Shang-Chi and the Legend of the Ten Rings

Shang-Chi and the Legend of the Ten Rings sarebbe dovuto arrivare nei cinema a febbraio 2021, ma l’emergenze Covid-19 ha letteralmente stravolto il calendario delle uscite dei prossimi attesissimi film del MCU, facendo slittare il cinecomic di Destin Daniel Cretton prima a maggio e poi a luglio del prossimo anno.

 

Le riprese del film erano partite in Australia prima che il lockdown dello scorso marzo fermasse tutte le produzioni cinematografiche su scala mondiale. Successivamente, il cast e la troupe del film sono ritornati sul set per completare le riprese australiane e spostarsi così a San Francisco. Adesso, è stato proprio Cretton a confermare via Instagram che le riprese del cinecomic al Maestro delle Arti Marziali si sono ufficialmente concluse.

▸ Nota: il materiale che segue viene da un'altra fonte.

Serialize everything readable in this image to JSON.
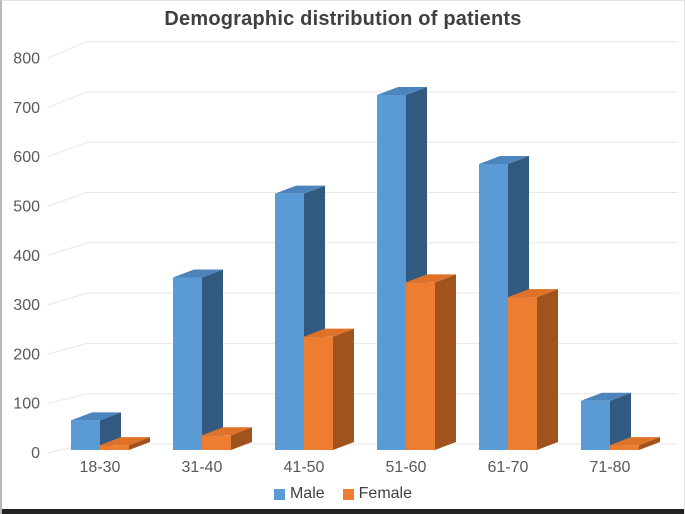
{
  "chart_data": {
    "type": "bar",
    "subtype": "3d-clustered-column",
    "title": "Demographic distribution of patients",
    "categories": [
      "18-30",
      "31-40",
      "41-50",
      "51-60",
      "61-70",
      "71-80"
    ],
    "series": [
      {
        "key": "male",
        "name": "Male",
        "color": "#5B9BD5",
        "values": [
          60,
          350,
          520,
          720,
          580,
          100
        ]
      },
      {
        "key": "female",
        "name": "Female",
        "color": "#ED7D31",
        "values": [
          10,
          30,
          230,
          340,
          310,
          10
        ]
      }
    ],
    "xlabel": "",
    "ylabel": "",
    "ylim": [
      0,
      800
    ],
    "yticks": [
      0,
      100,
      200,
      300,
      400,
      500,
      600,
      700,
      800
    ],
    "grid": true,
    "legend_position": "bottom"
  },
  "colors": {
    "male": {
      "front": "#5B9BD5",
      "top": "#4D84BC",
      "side": "#325A80"
    },
    "female": {
      "front": "#ED7D31",
      "top": "#DE7229",
      "side": "#A1531D"
    },
    "gridline": "#E7E7E7",
    "title_text": "#404040",
    "axis_text": "#595959",
    "legend_text": "#404040",
    "bottom_border": "#232323"
  }
}
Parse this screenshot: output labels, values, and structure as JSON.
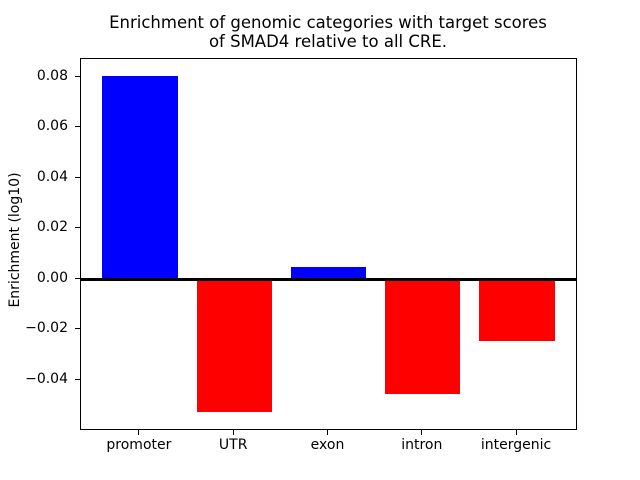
{
  "title": {
    "line1": "Enrichment of genomic categories with target scores",
    "line2": "of SMAD4 relative to all CRE."
  },
  "chart_data": {
    "type": "bar",
    "title": "Enrichment of genomic categories with target scores of SMAD4 relative to all CRE.",
    "xlabel": "",
    "ylabel": "Enrichment (log10)",
    "categories": [
      "promoter",
      "UTR",
      "exon",
      "intron",
      "intergenic"
    ],
    "values": [
      0.0805,
      -0.0527,
      0.0048,
      -0.0454,
      -0.0245
    ],
    "bar_colors": [
      "#0000ff",
      "#ff0000",
      "#0000ff",
      "#ff0000",
      "#ff0000"
    ],
    "positive_color": "#0000ff",
    "negative_color": "#ff0000",
    "bar_width": 0.8,
    "xlim": [
      -0.625,
      4.625
    ],
    "ylim": [
      -0.0594,
      0.0872
    ],
    "yticks": [
      {
        "value": 0.08,
        "label": "0.08"
      },
      {
        "value": 0.06,
        "label": "0.06"
      },
      {
        "value": 0.04,
        "label": "0.04"
      },
      {
        "value": 0.02,
        "label": "0.02"
      },
      {
        "value": 0.0,
        "label": "0.00"
      },
      {
        "value": -0.02,
        "label": "−0.02"
      },
      {
        "value": -0.04,
        "label": "−0.04"
      }
    ],
    "zero_line": {
      "value": 0,
      "color": "#000000",
      "linewidth": 3
    },
    "grid": false,
    "legend_position": "none",
    "plot_background": "#ffffff",
    "axis_color": "#000000"
  }
}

Vista l’attuale situazione legata al Coronavirus, è impossibile prevedere quale sarà il reale futuro di Shang-Chi and the Legend of the Ten Rings: per ora il film è atteso nelle sale per luglio del 2021, ma non è escluso che le cose possano cambiare ancora una volta. Sulla trama del film sappiamo ancora poco, se non che il vero Mandarino farà finalmente il suo debutto nell’Universo Cinematografico Marvel e che il protagonista sarà coinvolto in una sorta di torneo di combattimento per entrare in possesso dei Dieci Anelli a cui fa riferimento il titolo.

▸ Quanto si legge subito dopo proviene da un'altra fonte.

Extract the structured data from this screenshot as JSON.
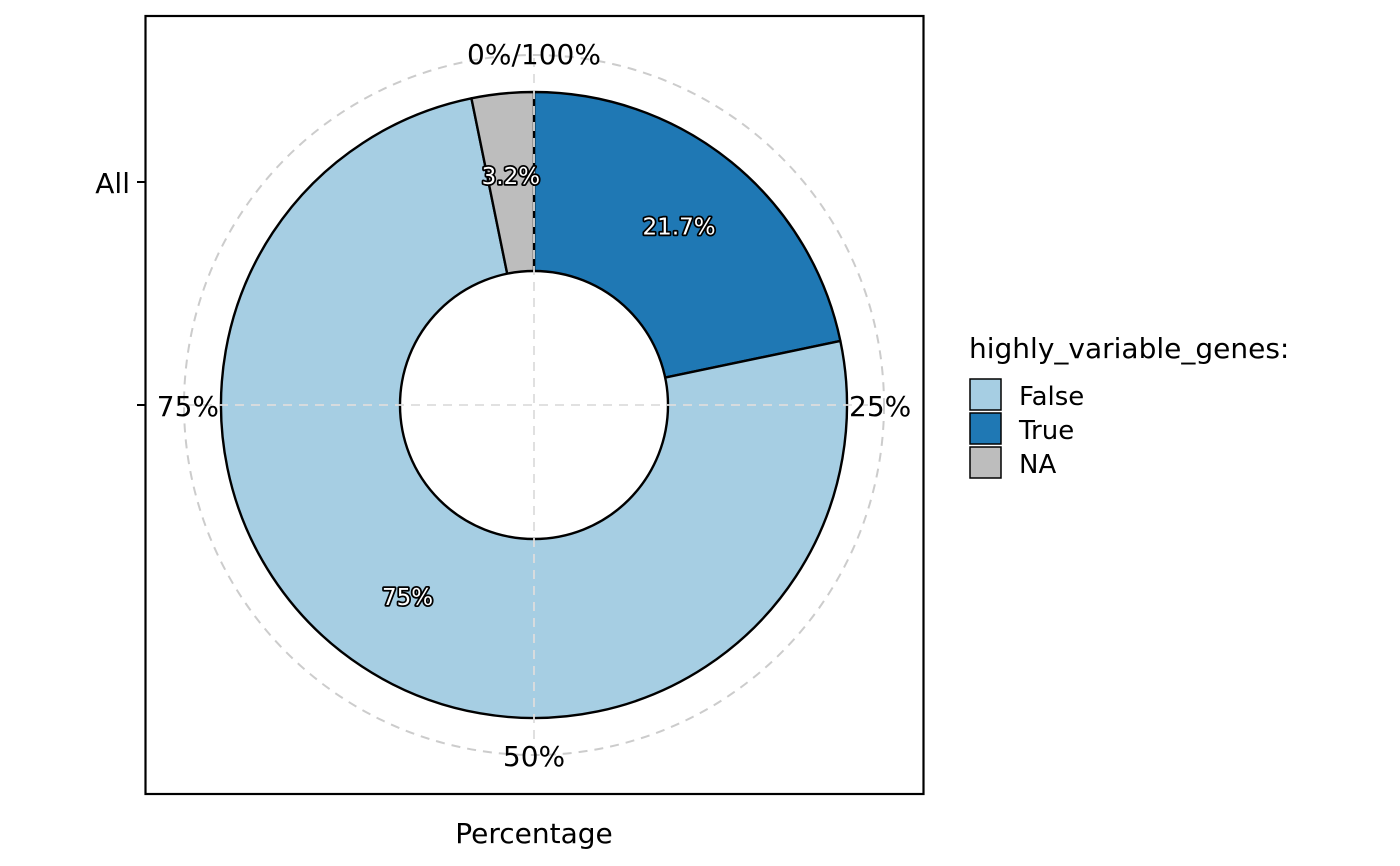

I primi dettagli sulla trama di Shang-Chi

Stando ai primi dettagli sulla trama emersi diverso tempo fa, Shang-Chi non sarà soltanto il Maestro delle Arti Marziali che i fan hanno imparato a conoscere grazie ai fumetti: sembra, infatti, che il protagonista avrà l’abilità di dare vita ad una serie di cloni di se stesso (un potere simile a ciò che è già in grado di fare nei fumetti), e sarà proprio quest’abilità a metterlo nel radar del Mandarino. Cresciuto in uno speciale orfanotrofio dov’è stato addestrato al combattimento, Shang-Chi decide di fuggire per poi finire, anni dopo, di nuovo nelle grinfie del villain. Il Mandarino promette a Shang-Chi soldi, potere e – cosa ancora più importante – la libertà, se accetterà di combattere in un torneo dove al vincitore verranno consegnati i Dieci Anelli a cui fa riferimento il titolo.

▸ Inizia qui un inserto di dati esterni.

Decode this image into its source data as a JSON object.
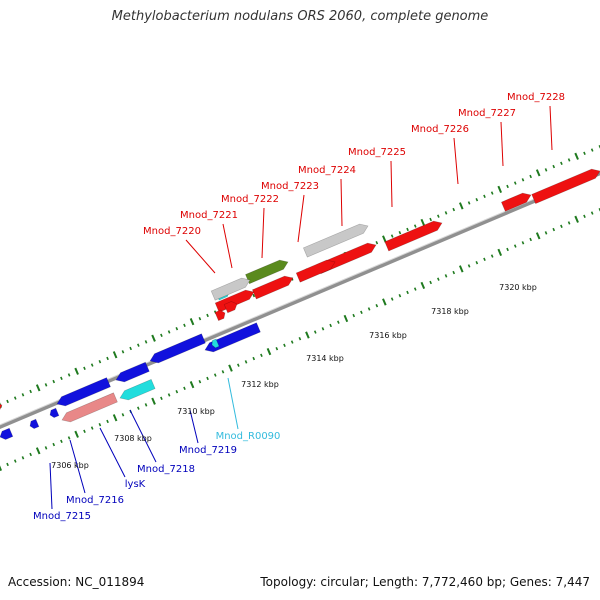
{
  "title": "Methylobacterium nodulans ORS 2060, complete genome",
  "footer": {
    "accession": "Accession: NC_011894",
    "summary": "Topology: circular; Length: 7,772,460 bp; Genes: 7,447"
  },
  "colors": {
    "backbone": "#9a9a9a",
    "tick": "#1f7a1f",
    "forward_gene": "#ee1111",
    "reverse_gene": "#1111dd",
    "rna_gene": "#22dddd",
    "pseudo_gene": "#c8c8c8",
    "other_gene": "#5a8a1e",
    "reverse_pseudo": "#e88888",
    "forward_label": "#dd0000",
    "reverse_label": "#0000bb",
    "rna_label": "#33bbdd"
  },
  "scale_labels": [
    "7306 kbp",
    "7308 kbp",
    "7310 kbp",
    "7312 kbp",
    "7314 kbp",
    "7316 kbp",
    "7318 kbp",
    "7320 kbp"
  ],
  "forward_labels": [
    "Mnod_7220",
    "Mnod_7221",
    "Mnod_7222",
    "Mnod_7223",
    "Mnod_7224",
    "Mnod_7225",
    "Mnod_7226",
    "Mnod_7227",
    "Mnod_7228"
  ],
  "reverse_labels": [
    "Mnod_7215",
    "Mnod_7216",
    "lysK",
    "Mnod_7218",
    "Mnod_7219",
    "Mnod_R0090"
  ],
  "genes": [
    {
      "strand": "fwd",
      "kind": "cds"
    },
    {
      "strand": "fwd",
      "kind": "cds"
    },
    {
      "strand": "fwd",
      "kind": "cds"
    },
    {
      "strand": "fwd",
      "kind": "cds"
    },
    {
      "strand": "fwd",
      "kind": "cds"
    },
    {
      "strand": "fwd",
      "kind": "cds"
    },
    {
      "strand": "fwd",
      "kind": "cds"
    },
    {
      "strand": "fwd",
      "kind": "cds"
    },
    {
      "strand": "fwd",
      "kind": "cds"
    },
    {
      "strand": "fwd",
      "kind": "cds"
    },
    {
      "strand": "fwd",
      "kind": "rna"
    },
    {
      "strand": "fwd",
      "kind": "pseudo"
    },
    {
      "strand": "fwd",
      "kind": "other"
    },
    {
      "strand": "fwd",
      "kind": "pseudo"
    },
    {
      "strand": "rev",
      "kind": "cds"
    },
    {
      "strand": "rev",
      "kind": "cds"
    },
    {
      "strand": "rev",
      "kind": "cds"
    },
    {
      "strand": "rev",
      "kind": "cds"
    },
    {
      "strand": "rev",
      "kind": "cds"
    },
    {
      "strand": "rev",
      "kind": "cds"
    },
    {
      "strand": "rev",
      "kind": "cds"
    },
    {
      "strand": "rev",
      "kind": "rna"
    },
    {
      "strand": "rev",
      "kind": "pseudo"
    },
    {
      "strand": "rev",
      "kind": "rna"
    }
  ]
}
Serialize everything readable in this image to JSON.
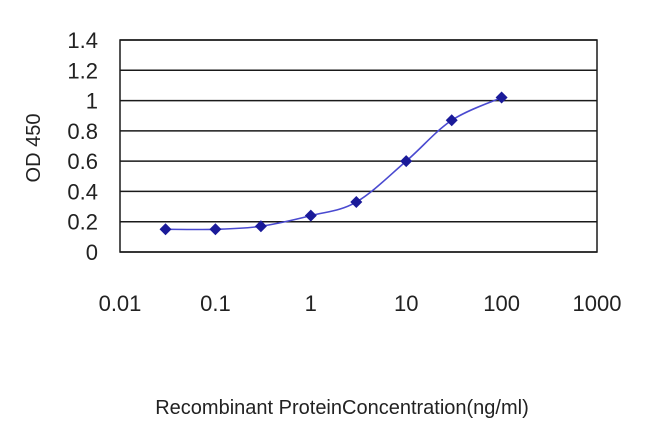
{
  "chart_data": {
    "type": "line",
    "ylabel": "OD 450",
    "xlabel": "Recombinant ProteinConcentration(ng/ml)",
    "x_scale": "log",
    "xlim": [
      0.01,
      1000
    ],
    "ylim": [
      0,
      1.4
    ],
    "x_ticks": [
      "0.01",
      "0.1",
      "1",
      "10",
      "100",
      "1000"
    ],
    "y_ticks": [
      "0",
      "0.2",
      "0.4",
      "0.6",
      "0.8",
      "1",
      "1.2",
      "1.4"
    ],
    "grid": "horizontal",
    "series": [
      {
        "x": [
          0.03,
          0.1,
          0.3,
          1,
          3,
          10,
          30,
          100
        ],
        "y": [
          0.15,
          0.15,
          0.17,
          0.24,
          0.33,
          0.6,
          0.87,
          1.02
        ],
        "color": "#1a1a99",
        "marker": "diamond"
      }
    ]
  },
  "colors": {
    "plot_background": "#ffffff",
    "gridline": "#1a1a1a",
    "frame": "#1a1a1a",
    "series_line": "#4a4ad0",
    "marker": "#1a1a99"
  }
}
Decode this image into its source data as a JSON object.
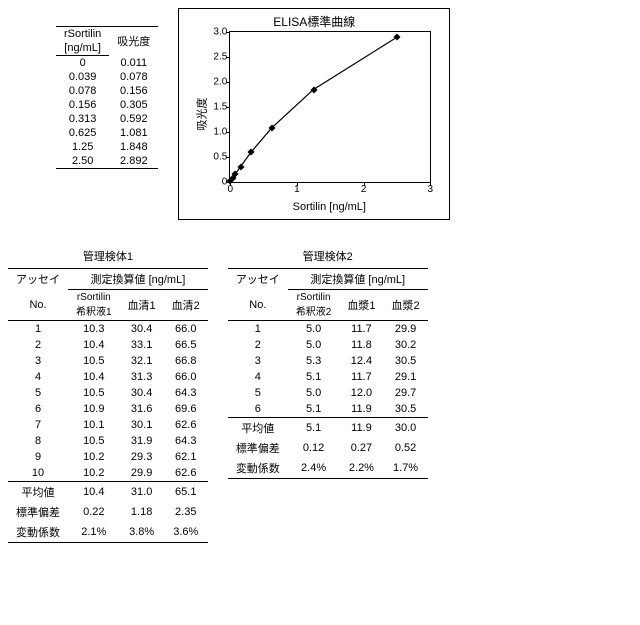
{
  "standard_table": {
    "col1_line1": "rSortilin",
    "col1_line2": "[ng/mL]",
    "col2": "吸光度",
    "rows": [
      [
        "0",
        "0.011"
      ],
      [
        "0.039",
        "0.078"
      ],
      [
        "0.078",
        "0.156"
      ],
      [
        "0.156",
        "0.305"
      ],
      [
        "0.313",
        "0.592"
      ],
      [
        "0.625",
        "1.081"
      ],
      [
        "1.25",
        "1.848"
      ],
      [
        "2.50",
        "2.892"
      ]
    ]
  },
  "chart": {
    "title": "ELISA標準曲線",
    "xlabel": "Sortilin [ng/mL]",
    "ylabel": "吸光度",
    "xlim": [
      0,
      3
    ],
    "ylim": [
      0,
      3.0
    ],
    "xticks": [
      0,
      1,
      2,
      3
    ],
    "yticks": [
      0,
      0.5,
      1.0,
      1.5,
      2.0,
      2.5,
      3.0
    ],
    "ytick_labels": [
      "0",
      "0.5",
      "1.0",
      "1.5",
      "2.0",
      "2.5",
      "3.0"
    ],
    "points_x": [
      0,
      0.039,
      0.078,
      0.156,
      0.313,
      0.625,
      1.25,
      2.5
    ],
    "points_y": [
      0.011,
      0.078,
      0.156,
      0.305,
      0.592,
      1.081,
      1.848,
      2.892
    ],
    "line_color": "#000000",
    "marker_color": "#000000",
    "background_color": "#ffffff"
  },
  "panel1": {
    "title": "管理検体1",
    "assay": "アッセイ",
    "assay_no": "No.",
    "group_header": "測定換算値 [ng/mL]",
    "sub1": "rSortilin",
    "sub1b": "希釈液1",
    "sub2": "血清1",
    "sub3": "血清2",
    "rows": [
      [
        "1",
        "10.3",
        "30.4",
        "66.0"
      ],
      [
        "2",
        "10.4",
        "33.1",
        "66.5"
      ],
      [
        "3",
        "10.5",
        "32.1",
        "66.8"
      ],
      [
        "4",
        "10.4",
        "31.3",
        "66.0"
      ],
      [
        "5",
        "10.5",
        "30.4",
        "64.3"
      ],
      [
        "6",
        "10.9",
        "31.6",
        "69.6"
      ],
      [
        "7",
        "10.1",
        "30.1",
        "62.6"
      ],
      [
        "8",
        "10.5",
        "31.9",
        "64.3"
      ],
      [
        "9",
        "10.2",
        "29.3",
        "62.1"
      ],
      [
        "10",
        "10.2",
        "29.9",
        "62.6"
      ]
    ],
    "mean_label": "平均値",
    "mean": [
      "10.4",
      "31.0",
      "65.1"
    ],
    "sd_label": "標準偏差",
    "sd": [
      "0.22",
      "1.18",
      "2.35"
    ],
    "cv_label": "変動係数",
    "cv": [
      "2.1%",
      "3.8%",
      "3.6%"
    ]
  },
  "panel2": {
    "title": "管理検体2",
    "assay": "アッセイ",
    "assay_no": "No.",
    "group_header": "測定換算値 [ng/mL]",
    "sub1": "rSortilin",
    "sub1b": "希釈液2",
    "sub2": "血漿1",
    "sub3": "血漿2",
    "rows": [
      [
        "1",
        "5.0",
        "11.7",
        "29.9"
      ],
      [
        "2",
        "5.0",
        "11.8",
        "30.2"
      ],
      [
        "3",
        "5.3",
        "12.4",
        "30.5"
      ],
      [
        "4",
        "5.1",
        "11.7",
        "29.1"
      ],
      [
        "5",
        "5.0",
        "12.0",
        "29.7"
      ],
      [
        "6",
        "5.1",
        "11.9",
        "30.5"
      ]
    ],
    "mean_label": "平均値",
    "mean": [
      "5.1",
      "11.9",
      "30.0"
    ],
    "sd_label": "標準偏差",
    "sd": [
      "0.12",
      "0.27",
      "0.52"
    ],
    "cv_label": "変動係数",
    "cv": [
      "2.4%",
      "2.2%",
      "1.7%"
    ]
  }
}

L’uscita nelle sale di Shang-Chi and the Legend of the Ten Rings è fissata al 7 maggio 2021. Destin Daniel Cretton, acclamato regista di Short Term 12 e The Glass Castle (di recente è uscito il suo ultimo lavoro Il Diritto di Opporsi, con Michael B. Jordan, Jamie Foxx e Brie Larson) è stato scelto per dirigere il film che vanta la sceneggiatura di Dave Callaham (The Expendables, Godzilla, Wonder Woman 1984).

Vi ricordiamo che nei panni del protagonista ci sarà l’attore canadese Simu Liu, visto di recente nella commedia di Netflix Kim’s Convenience. Insieme a lui, nel cast, figureranno anche Tony Leung Chiu-wai nei panni del Mandarino, e Awkwafina, che dovrebbe interpretare un “leale soldato” del Mandarino, e se è vero che il villain qui sarà il padre di Shang-Chi, in tal caso ci sono ottime possibilità che si tratti di Fah Lo Suee. Chi ha letto i fumetti saprà che è la sorella dell’eroe del titolo e che il suo superpotere è l’ipnosi.